Immagino che ci siano situazioni in cui questo sia possibile, seppur molto doloroso, ed altri casi in cui forse la fitta rete di conseguenze e conseguenze delle conseguenze e le tante stratificazioni nel tempo lo rendano difficilissimo. 

Non credo possa esistere un “protocollo” unico, una sola strada specifica che garantisca la riuscita a tutti i “naviganti” nello stesso modo, credo ci possano essere tanti percorsi possibili di cui qualcuno ci sarà più affine e più efficace di altri, anche in diverse fasi della vita. Credo però anche che l’incontro di sé, con sé, sia sempre verso la libertà e sempre una crescita e che quando accade in modo autentico, quell’incontro, si possano aprire delle possibilità e delle vie anche inaspettate. Non credo tanto ai miracoli, ma accetto che la nostra esistenza abbia una quota di mistero, qualcosa che non comprendiamo e che riguarda anche delle risorse. Così, se è vero che qualcosa di noi ci “guida” nell’esistenza, a volte anche in modi non consapevoli come se ci fosse appunto un sapere che abbiamo ma che non sappiamo ancora ben decifrare razionalmente (intuito? Istinto? …?) allora potrei capire che le persone si aprano a se stesse quando sentono che possono reggere, o quando è necessario, o indispensabile, per… sentire di potere vivere, a pieno. 

Questo non toglie che a volte “si scelga” di cambiare il minimo indispensabile… alla sopravvivenza, finendo forse per non fiorire. Per paura immagino, umanissima paura. Altre storie disfunzionali, non cambiando, vanno verso la propria distruzione. Ma non credo che questa scelta sia sempre qualcosa che le persone si dicono esplicitamente, tra sé e sé. Penso che accada più… dentro.

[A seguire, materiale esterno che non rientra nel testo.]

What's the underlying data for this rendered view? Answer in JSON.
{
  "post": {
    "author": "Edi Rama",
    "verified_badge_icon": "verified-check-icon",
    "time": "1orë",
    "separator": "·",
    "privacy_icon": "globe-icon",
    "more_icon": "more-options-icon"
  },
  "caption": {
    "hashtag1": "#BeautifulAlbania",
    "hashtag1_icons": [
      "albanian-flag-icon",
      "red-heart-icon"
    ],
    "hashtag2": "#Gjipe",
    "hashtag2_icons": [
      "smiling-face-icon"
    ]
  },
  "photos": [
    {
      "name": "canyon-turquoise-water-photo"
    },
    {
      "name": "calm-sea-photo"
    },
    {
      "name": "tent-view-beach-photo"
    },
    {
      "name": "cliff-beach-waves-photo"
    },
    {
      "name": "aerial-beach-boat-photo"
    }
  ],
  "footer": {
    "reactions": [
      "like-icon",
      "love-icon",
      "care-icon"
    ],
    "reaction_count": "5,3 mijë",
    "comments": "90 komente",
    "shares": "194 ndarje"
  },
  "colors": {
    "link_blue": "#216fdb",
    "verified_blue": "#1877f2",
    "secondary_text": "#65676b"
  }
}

Così, tornando alla domanda, in questo senso c’è “distruzione” e “distruzione”.

Non so, non mi piacerebbe “essere abitata” da dei comportamenti, scegliere per ragioni in realtà diverse da quelle che credo siano, non mi piacciono le relazioni in cui uno usa l’altro per nascondersi da se stesso mentre si illude che sia un amore, non so… io personalmente, se posso e fino a dove riesco, preferisco vedere e sentire tutto. Mi sembra che non ci sia proprio paragone.

Secondo te, quanto contano nelle nostre vite le eredità familiari e quanto il libero arbitrio?

Che bellissima e grande domanda.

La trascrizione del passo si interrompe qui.